A tougher role in the movie was that of Reese Witherspoon who plays June Carter, the love of Johnny Cash's life for a long time before she finally married him. Reese is amazing here, perfectly transforming into June from the beginning of the movie. She has a very thick accent, that must've been easy since being a southern belle herself, and luckily doesn't tiring or anything. Oscar talk again, she would be a lock to win if she were supporting. Still, she has great chances as a lead actress. I liked her better than Charlize Theron in North Country, but I'm not so sure if better than Gwyneth Paltrow in Proof, though both those movies tanked at the box office so it's going to be very tough for them to overpower Reese.

Johnny Cash's story starts with the death of his brother, which happened when they were young and left him with a grudge against his father who made him miserable after the accident (Jack Cash died while working cutting wood on a circular saw).
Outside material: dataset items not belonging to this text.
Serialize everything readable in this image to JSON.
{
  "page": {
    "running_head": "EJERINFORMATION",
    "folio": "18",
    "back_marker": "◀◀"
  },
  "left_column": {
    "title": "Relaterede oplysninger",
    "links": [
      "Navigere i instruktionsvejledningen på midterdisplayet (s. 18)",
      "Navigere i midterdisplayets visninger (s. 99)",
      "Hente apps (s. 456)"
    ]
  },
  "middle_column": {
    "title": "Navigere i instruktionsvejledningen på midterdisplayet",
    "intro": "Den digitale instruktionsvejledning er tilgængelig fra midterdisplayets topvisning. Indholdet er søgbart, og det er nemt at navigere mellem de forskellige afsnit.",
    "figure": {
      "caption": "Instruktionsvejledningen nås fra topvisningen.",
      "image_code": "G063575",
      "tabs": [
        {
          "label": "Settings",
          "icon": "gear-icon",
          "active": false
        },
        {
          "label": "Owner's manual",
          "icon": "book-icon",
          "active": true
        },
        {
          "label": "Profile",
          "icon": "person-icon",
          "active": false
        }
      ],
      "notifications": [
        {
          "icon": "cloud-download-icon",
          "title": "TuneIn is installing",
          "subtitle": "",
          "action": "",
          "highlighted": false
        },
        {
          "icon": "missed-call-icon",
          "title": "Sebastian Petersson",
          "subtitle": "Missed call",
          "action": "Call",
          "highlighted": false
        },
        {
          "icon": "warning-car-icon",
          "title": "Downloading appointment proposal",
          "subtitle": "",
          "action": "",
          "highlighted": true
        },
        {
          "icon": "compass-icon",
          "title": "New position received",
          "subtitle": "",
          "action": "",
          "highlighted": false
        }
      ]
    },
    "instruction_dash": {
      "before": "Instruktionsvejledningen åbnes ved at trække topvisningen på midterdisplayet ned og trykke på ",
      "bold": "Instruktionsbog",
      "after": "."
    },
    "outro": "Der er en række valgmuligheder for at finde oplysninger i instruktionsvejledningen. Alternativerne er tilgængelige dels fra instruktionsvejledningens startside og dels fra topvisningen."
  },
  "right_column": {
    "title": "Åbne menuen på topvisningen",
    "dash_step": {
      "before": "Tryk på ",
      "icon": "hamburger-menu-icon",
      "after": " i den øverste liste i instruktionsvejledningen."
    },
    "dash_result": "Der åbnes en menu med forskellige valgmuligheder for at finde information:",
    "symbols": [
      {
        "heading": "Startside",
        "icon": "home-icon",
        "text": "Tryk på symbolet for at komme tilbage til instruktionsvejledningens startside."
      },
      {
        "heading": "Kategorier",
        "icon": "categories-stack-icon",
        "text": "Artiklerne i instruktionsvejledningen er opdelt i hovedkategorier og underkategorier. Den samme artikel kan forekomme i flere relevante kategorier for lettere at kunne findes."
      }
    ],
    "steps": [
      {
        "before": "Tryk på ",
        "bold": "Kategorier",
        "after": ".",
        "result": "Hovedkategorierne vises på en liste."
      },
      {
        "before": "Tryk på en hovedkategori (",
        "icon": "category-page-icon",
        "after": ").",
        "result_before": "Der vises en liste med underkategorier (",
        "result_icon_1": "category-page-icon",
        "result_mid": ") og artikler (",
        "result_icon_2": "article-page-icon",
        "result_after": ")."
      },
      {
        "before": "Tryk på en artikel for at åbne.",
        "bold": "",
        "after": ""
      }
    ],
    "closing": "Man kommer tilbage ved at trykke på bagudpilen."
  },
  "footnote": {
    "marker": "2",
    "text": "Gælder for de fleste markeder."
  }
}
The father, Ray Cash, is played by Robert Patrick who gives a pretty good performance too.
After Johnny got married for the first time he formed a country band with some friends from work (who were not good musicians at all) and then he found a recording company who let them record a song but not before they changed their music which was very mediocre at first, but once Cash found his right sound and style, he was a superstar.
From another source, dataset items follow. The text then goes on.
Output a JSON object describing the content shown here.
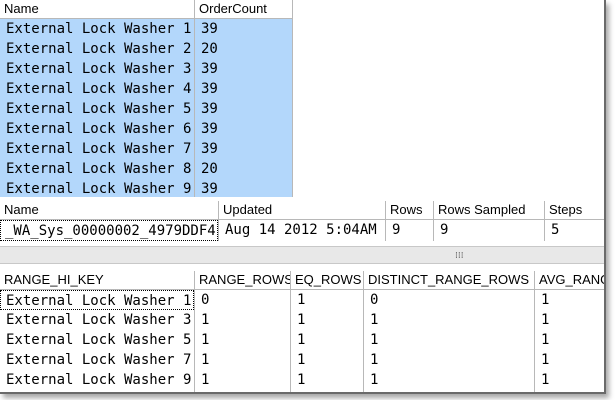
{
  "grid1": {
    "headers": [
      "Name",
      "OrderCount"
    ],
    "rows": [
      [
        "External Lock Washer 1",
        "39"
      ],
      [
        "External Lock Washer 2",
        "20"
      ],
      [
        "External Lock Washer 3",
        "39"
      ],
      [
        "External Lock Washer 4",
        "39"
      ],
      [
        "External Lock Washer 5",
        "39"
      ],
      [
        "External Lock Washer 6",
        "39"
      ],
      [
        "External Lock Washer 7",
        "39"
      ],
      [
        "External Lock Washer 8",
        "20"
      ],
      [
        "External Lock Washer 9",
        "39"
      ]
    ]
  },
  "grid2": {
    "headers": [
      "Name",
      "Updated",
      "Rows",
      "Rows Sampled",
      "Steps"
    ],
    "rows": [
      [
        "_WA_Sys_00000002_4979DDF4",
        "Aug 14 2012  5:04AM",
        "9",
        "9",
        "5"
      ]
    ]
  },
  "grid3": {
    "headers": [
      "RANGE_HI_KEY",
      "RANGE_ROWS",
      "EQ_ROWS",
      "DISTINCT_RANGE_ROWS",
      "AVG_RANGE_ROWS"
    ],
    "rows": [
      [
        "External Lock Washer 1",
        "0",
        "1",
        "0",
        "1"
      ],
      [
        "External Lock Washer 3",
        "1",
        "1",
        "1",
        "1"
      ],
      [
        "External Lock Washer 5",
        "1",
        "1",
        "1",
        "1"
      ],
      [
        "External Lock Washer 7",
        "1",
        "1",
        "1",
        "1"
      ],
      [
        "External Lock Washer 9",
        "1",
        "1",
        "1",
        "1"
      ]
    ]
  },
  "colors": {
    "selection": "#b3d7fb",
    "divider": "#b8b8b8"
  },
  "icons": {
    "splitter": "grip-dots-icon"
  }
}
June Carter had been a star since she was a child and around these days she was married and singing with her husband. She played it funny though, as her family of big musicians always told her that she wasn't the best of them, and so she thought of bringing comedy to her act.
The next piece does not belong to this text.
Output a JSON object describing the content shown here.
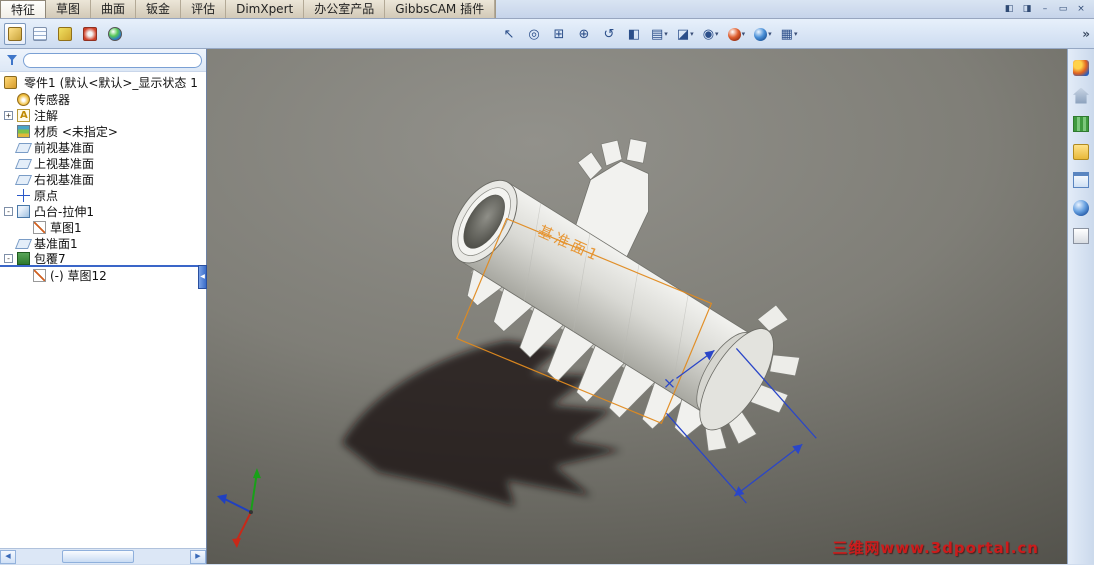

She had a tough time having to put up with all those boys she toured with (during their Sun Records days, which gave life to many popular singers back then), which included Elvis Presley (pop-star Tyler Hilton), Jerry Lee Lewis (Waylon Malloy Payne) and Carl Perkins (blues singer Johnny Holiday). And after that she had to live with Johnny Cash's stalking (pretty much) and the people's disapproval of her getting divorced which happened twice before wedding Cash, and during all that she also got put down for forming a relationship with him (just friends though at first) while they were both married. Cash's first wife was Vivian Cash and she is played by Ginnifer Goodwin, who gives a passable performance though she gets very little respect in the story. She's complaining all the time (rightly so though as Johnny was touring and singing duets with June all the time, and he was popping pills like a maniac), crying and yelling, and the writers don't care to give her any dignity like Ray's did with Kerry Washington's Della Bea, Ray's wife who had to go through pretty much if not more (especially being black) than Vivian.

I love the fact that all of the actors portraying singers in the movie actually sang all their songs, including Joaquin and Reese who make the perfect singing voices and can really sing in tune and in the same style Johnny and June did. I'm guessing they also played the instruments themselves. The songs during the whole movie are excellent and very enjoyable. The sound department did a great job with the music for the movie. Sadly though, that's the only technical praise I can give the movie. Phedon Papamichael's cinematography is not impressive at all, and I really feel the movie needed some kind of style like Ray had which was that beautiful black and gray tone of smoking. Nothing like that here. Director James Mangold's camera work was also mediocre, poor even. Very disappointing coming from the man who gave us Cop Land and Girl, Interrupted, both great movies that had their own styles, even his Kate & Leopold did.

Co-written by Mangold and Gill Dennis, and based on a couple of Cash's autobiographies, this is a very good movie that does a great job in showing us who Johnny and June were and what they went through, but as a whole it fails because the supporting players are very underwritten, specially Ray, as Patrick could've use more time to develop the character, and Vivian, though if the role would've been bigger I don't know if Goodwin could've make it work. Still, the music and powerful lead performances make Walk the Line very worthy of a watch, and it's made me want to give Cash's discography a try. I'm sure I'll become a fan after a few listenings.